A chief minister is expected to conduct herself with a measure of even-handedness and detachment. Throughout her political career Mamata has preferred a grassroots approach — which also explains the fierce loyalty she commands among the Trinamul Congress cadre. The problem is that in becoming a chief minister of the grassroots, she has set the tone for governance by flights of whimsy. Mamata has clearly lost sight of the big picture.
However, to conclude that her temperamental behaviour and her utter failure to make West Bengal a source of “positive” news has also jeopardised her politically, is to over-read her vulnerability. As of today, Didi has certainly become an object of ridicule to a section of the middle-class bhadralok who were hoping that the end of the Left Front’s cadre raj would be replaced by a meaningful, economic revival of the state. What it sees instead is a process of drift which, if unchecked, will steer West Bengal towards social anarchy.
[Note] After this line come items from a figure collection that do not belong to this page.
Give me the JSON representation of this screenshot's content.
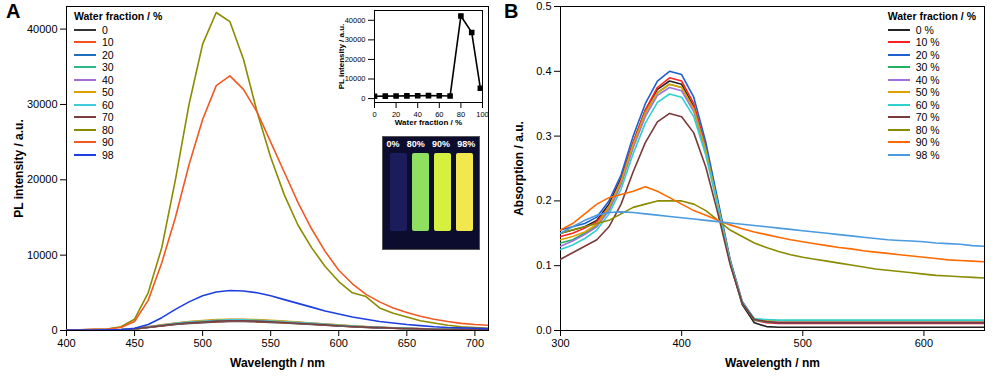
{
  "chart_data": [
    {
      "type": "line",
      "title": "A",
      "x_label": "Wavelength / nm",
      "y_label": "PL intensity / a.u.",
      "legend_title": "Water fraction / %",
      "legend": "top-left",
      "x": [
        400,
        410,
        420,
        430,
        440,
        450,
        460,
        470,
        480,
        490,
        500,
        510,
        520,
        530,
        540,
        550,
        560,
        570,
        580,
        590,
        600,
        610,
        620,
        630,
        640,
        650,
        660,
        670,
        680,
        690,
        700,
        710
      ],
      "xlim": [
        400,
        710
      ],
      "xticks": [
        400,
        450,
        500,
        550,
        600,
        650,
        700
      ],
      "ylim": [
        0,
        43000
      ],
      "yticks": [
        0,
        10000,
        20000,
        30000,
        40000
      ],
      "series": [
        {
          "name": "0",
          "color": "#333333",
          "values": [
            50,
            50,
            60,
            70,
            100,
            200,
            400,
            600,
            800,
            950,
            1050,
            1150,
            1200,
            1200,
            1150,
            1080,
            1000,
            900,
            800,
            700,
            600,
            500,
            420,
            350,
            290,
            240,
            200,
            160,
            130,
            110,
            90,
            80
          ]
        },
        {
          "name": "10",
          "color": "#f4511e",
          "values": [
            50,
            50,
            60,
            70,
            100,
            210,
            420,
            630,
            840,
            1000,
            1100,
            1200,
            1250,
            1250,
            1200,
            1130,
            1040,
            940,
            830,
            730,
            620,
            520,
            440,
            360,
            300,
            250,
            210,
            170,
            140,
            115,
            95,
            85
          ]
        },
        {
          "name": "20",
          "color": "#1f6fbf",
          "values": [
            50,
            50,
            60,
            70,
            110,
            220,
            440,
            660,
            880,
            1040,
            1150,
            1260,
            1310,
            1310,
            1260,
            1180,
            1090,
            980,
            870,
            760,
            650,
            540,
            460,
            380,
            310,
            260,
            215,
            175,
            145,
            120,
            100,
            90
          ]
        },
        {
          "name": "30",
          "color": "#2eb88a",
          "values": [
            50,
            50,
            60,
            75,
            110,
            230,
            460,
            690,
            920,
            1090,
            1200,
            1310,
            1370,
            1370,
            1310,
            1230,
            1140,
            1020,
            910,
            790,
            680,
            570,
            480,
            390,
            320,
            270,
            225,
            180,
            150,
            125,
            105,
            90
          ]
        },
        {
          "name": "40",
          "color": "#a66bd3",
          "values": [
            60,
            60,
            70,
            80,
            120,
            240,
            480,
            720,
            960,
            1140,
            1260,
            1380,
            1440,
            1440,
            1380,
            1300,
            1200,
            1080,
            960,
            840,
            720,
            600,
            500,
            420,
            350,
            290,
            240,
            190,
            160,
            130,
            110,
            95
          ]
        },
        {
          "name": "50",
          "color": "#e0a000",
          "values": [
            60,
            60,
            70,
            80,
            120,
            250,
            500,
            750,
            1000,
            1190,
            1310,
            1440,
            1500,
            1500,
            1440,
            1350,
            1250,
            1120,
            1000,
            870,
            750,
            620,
            520,
            440,
            360,
            300,
            250,
            200,
            160,
            135,
            110,
            100
          ]
        },
        {
          "name": "60",
          "color": "#3eccdc",
          "values": [
            55,
            55,
            65,
            75,
            115,
            235,
            470,
            700,
            940,
            1120,
            1230,
            1350,
            1410,
            1410,
            1350,
            1270,
            1170,
            1060,
            940,
            820,
            700,
            590,
            490,
            410,
            340,
            280,
            235,
            190,
            155,
            130,
            105,
            95
          ]
        },
        {
          "name": "70",
          "color": "#7b3f3f",
          "values": [
            50,
            50,
            60,
            70,
            105,
            215,
            430,
            650,
            860,
            1020,
            1130,
            1240,
            1290,
            1290,
            1240,
            1160,
            1070,
            970,
            860,
            750,
            640,
            540,
            450,
            380,
            310,
            260,
            215,
            175,
            140,
            120,
            100,
            85
          ]
        },
        {
          "name": "80",
          "color": "#8b8b00",
          "values": [
            100,
            100,
            150,
            200,
            500,
            1500,
            5000,
            11000,
            20000,
            30000,
            38000,
            42200,
            41000,
            36000,
            29000,
            23000,
            18000,
            14000,
            11000,
            8500,
            6500,
            5000,
            4500,
            3000,
            2300,
            1800,
            1300,
            1000,
            700,
            500,
            400,
            300
          ]
        },
        {
          "name": "90",
          "color": "#f05a22",
          "values": [
            100,
            100,
            150,
            200,
            400,
            1200,
            4000,
            9000,
            15000,
            22000,
            28000,
            32500,
            33800,
            32000,
            29000,
            25000,
            21000,
            17000,
            13500,
            10500,
            8000,
            6200,
            4800,
            3800,
            3000,
            2400,
            1900,
            1500,
            1200,
            950,
            800,
            700
          ]
        },
        {
          "name": "98",
          "color": "#1e3fe0",
          "values": [
            50,
            50,
            60,
            80,
            100,
            300,
            800,
            1700,
            2800,
            3800,
            4600,
            5100,
            5300,
            5250,
            5000,
            4600,
            4100,
            3600,
            3100,
            2600,
            2200,
            1800,
            1500,
            1200,
            1000,
            800,
            650,
            500,
            400,
            350,
            300,
            250
          ]
        }
      ]
    },
    {
      "type": "line",
      "marker": "square",
      "color": "#000000",
      "x_label": "Water fraction / %",
      "y_label": "PL intensity / a.u.",
      "x": [
        0,
        10,
        20,
        30,
        40,
        50,
        60,
        70,
        80,
        90,
        98
      ],
      "values": [
        1200,
        1250,
        1310,
        1370,
        1440,
        1500,
        1410,
        1290,
        42200,
        33800,
        5300
      ],
      "xlim": [
        0,
        100
      ],
      "xticks": [
        0,
        20,
        40,
        60,
        80,
        100
      ],
      "ylim": [
        -2000,
        45000
      ],
      "yticks": [
        0,
        10000,
        20000,
        30000,
        40000
      ],
      "annotations": [
        "0%",
        "80%",
        "90%",
        "98%"
      ]
    },
    {
      "type": "line",
      "title": "B",
      "x_label": "Wavelength / nm",
      "y_label": "Absorption / a.u.",
      "legend_title": "Water fraction / %",
      "legend": "top-right",
      "x": [
        300,
        310,
        320,
        330,
        340,
        350,
        360,
        370,
        380,
        390,
        400,
        410,
        420,
        430,
        440,
        450,
        460,
        470,
        480,
        490,
        500,
        510,
        520,
        530,
        540,
        550,
        560,
        570,
        580,
        590,
        600,
        610,
        620,
        630,
        640,
        650
      ],
      "xlim": [
        300,
        650
      ],
      "xticks": [
        300,
        400,
        500,
        600
      ],
      "ylim": [
        0,
        0.5
      ],
      "yticks": [
        {
          "value": 0,
          "label": "0.0"
        },
        0.1,
        0.2,
        0.3,
        0.4,
        0.5
      ],
      "series": [
        {
          "name": "0 %",
          "color": "#222222",
          "values": [
            0.15,
            0.155,
            0.16,
            0.17,
            0.195,
            0.235,
            0.29,
            0.34,
            0.372,
            0.385,
            0.38,
            0.345,
            0.28,
            0.195,
            0.105,
            0.04,
            0.012,
            0.006,
            0.005,
            0.005,
            0.005,
            0.005,
            0.005,
            0.005,
            0.005,
            0.005,
            0.005,
            0.005,
            0.005,
            0.005,
            0.005,
            0.005,
            0.005,
            0.005,
            0.005,
            0.005
          ]
        },
        {
          "name": "10 %",
          "color": "#ff2020",
          "values": [
            0.145,
            0.15,
            0.158,
            0.168,
            0.19,
            0.232,
            0.29,
            0.34,
            0.375,
            0.39,
            0.385,
            0.35,
            0.283,
            0.196,
            0.107,
            0.043,
            0.016,
            0.012,
            0.011,
            0.011,
            0.011,
            0.011,
            0.011,
            0.011,
            0.011,
            0.011,
            0.011,
            0.011,
            0.011,
            0.011,
            0.011,
            0.011,
            0.011,
            0.011,
            0.011,
            0.011
          ]
        },
        {
          "name": "20 %",
          "color": "#1f5fd0",
          "values": [
            0.155,
            0.16,
            0.165,
            0.175,
            0.2,
            0.24,
            0.3,
            0.35,
            0.385,
            0.4,
            0.395,
            0.36,
            0.29,
            0.2,
            0.11,
            0.045,
            0.018,
            0.013,
            0.012,
            0.012,
            0.012,
            0.012,
            0.012,
            0.012,
            0.012,
            0.012,
            0.012,
            0.012,
            0.012,
            0.012,
            0.012,
            0.012,
            0.012,
            0.012,
            0.012,
            0.012
          ]
        },
        {
          "name": "30 %",
          "color": "#20b060",
          "values": [
            0.135,
            0.14,
            0.15,
            0.162,
            0.188,
            0.228,
            0.285,
            0.335,
            0.367,
            0.38,
            0.375,
            0.342,
            0.278,
            0.193,
            0.106,
            0.042,
            0.016,
            0.014,
            0.013,
            0.013,
            0.013,
            0.013,
            0.013,
            0.013,
            0.013,
            0.013,
            0.013,
            0.013,
            0.013,
            0.013,
            0.013,
            0.013,
            0.013,
            0.013,
            0.013,
            0.013
          ]
        },
        {
          "name": "40 %",
          "color": "#a070e0",
          "values": [
            0.13,
            0.138,
            0.148,
            0.16,
            0.185,
            0.225,
            0.282,
            0.33,
            0.363,
            0.375,
            0.37,
            0.338,
            0.275,
            0.192,
            0.106,
            0.043,
            0.017,
            0.015,
            0.014,
            0.014,
            0.014,
            0.014,
            0.014,
            0.014,
            0.014,
            0.014,
            0.014,
            0.014,
            0.014,
            0.014,
            0.014,
            0.014,
            0.014,
            0.014,
            0.014,
            0.014
          ]
        },
        {
          "name": "50 %",
          "color": "#e0a000",
          "values": [
            0.14,
            0.145,
            0.152,
            0.164,
            0.19,
            0.23,
            0.287,
            0.336,
            0.367,
            0.38,
            0.375,
            0.342,
            0.278,
            0.193,
            0.106,
            0.043,
            0.017,
            0.016,
            0.015,
            0.015,
            0.015,
            0.015,
            0.015,
            0.015,
            0.015,
            0.015,
            0.015,
            0.015,
            0.015,
            0.015,
            0.015,
            0.015,
            0.015,
            0.015,
            0.015,
            0.015
          ]
        },
        {
          "name": "60 %",
          "color": "#30d0d0",
          "values": [
            0.125,
            0.132,
            0.142,
            0.155,
            0.18,
            0.218,
            0.273,
            0.32,
            0.352,
            0.365,
            0.36,
            0.33,
            0.27,
            0.19,
            0.105,
            0.043,
            0.018,
            0.017,
            0.016,
            0.016,
            0.016,
            0.016,
            0.016,
            0.016,
            0.016,
            0.016,
            0.016,
            0.016,
            0.016,
            0.016,
            0.016,
            0.016,
            0.016,
            0.016,
            0.016,
            0.016
          ]
        },
        {
          "name": "70 %",
          "color": "#7a3a3a",
          "values": [
            0.11,
            0.12,
            0.13,
            0.14,
            0.16,
            0.195,
            0.245,
            0.29,
            0.322,
            0.335,
            0.33,
            0.305,
            0.252,
            0.18,
            0.102,
            0.042,
            0.017,
            0.014,
            0.012,
            0.012,
            0.012,
            0.012,
            0.012,
            0.012,
            0.012,
            0.012,
            0.012,
            0.012,
            0.012,
            0.012,
            0.012,
            0.012,
            0.012,
            0.012,
            0.012,
            0.012
          ]
        },
        {
          "name": "80 %",
          "color": "#8b8b00",
          "values": [
            0.15,
            0.155,
            0.16,
            0.165,
            0.17,
            0.18,
            0.19,
            0.195,
            0.2,
            0.2,
            0.2,
            0.195,
            0.185,
            0.17,
            0.155,
            0.145,
            0.135,
            0.128,
            0.122,
            0.117,
            0.113,
            0.11,
            0.107,
            0.104,
            0.101,
            0.098,
            0.095,
            0.093,
            0.091,
            0.089,
            0.087,
            0.085,
            0.084,
            0.083,
            0.082,
            0.081
          ]
        },
        {
          "name": "90 %",
          "color": "#ff6a00",
          "values": [
            0.155,
            0.165,
            0.18,
            0.195,
            0.205,
            0.21,
            0.215,
            0.222,
            0.215,
            0.205,
            0.195,
            0.185,
            0.178,
            0.17,
            0.163,
            0.157,
            0.152,
            0.148,
            0.144,
            0.14,
            0.137,
            0.134,
            0.131,
            0.128,
            0.126,
            0.123,
            0.121,
            0.119,
            0.117,
            0.115,
            0.113,
            0.111,
            0.109,
            0.108,
            0.107,
            0.106
          ]
        },
        {
          "name": "98 %",
          "color": "#4a9ae0",
          "values": [
            0.15,
            0.16,
            0.17,
            0.178,
            0.182,
            0.183,
            0.182,
            0.18,
            0.178,
            0.176,
            0.174,
            0.172,
            0.17,
            0.168,
            0.166,
            0.164,
            0.162,
            0.16,
            0.158,
            0.156,
            0.154,
            0.152,
            0.15,
            0.148,
            0.146,
            0.144,
            0.142,
            0.14,
            0.139,
            0.138,
            0.137,
            0.135,
            0.134,
            0.133,
            0.131,
            0.13
          ]
        }
      ]
    }
  ]
}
The gloom and doom of the “respectable” classes is not universally shared. Mamata still retains the goodwill of a vast section of society, the most important of which is the Muslim community which is witnessing a silent assertiveness. In addition, the defeat of the CPI(M)-inspired petty tyranny in the countryside is still too fresh in the minds of rural folk for any immediate backlash to set in.
Yet, as 2012 turns to 2013 and a general election looms closer, Mamata would be foolish to disregard the stray writings on the wall. To endure politically, a government needs to show a few tangible achievements or fall victim to unfulfilled expectations. Mamata just has to forget the mohulla squabbles and start addressing the big picture.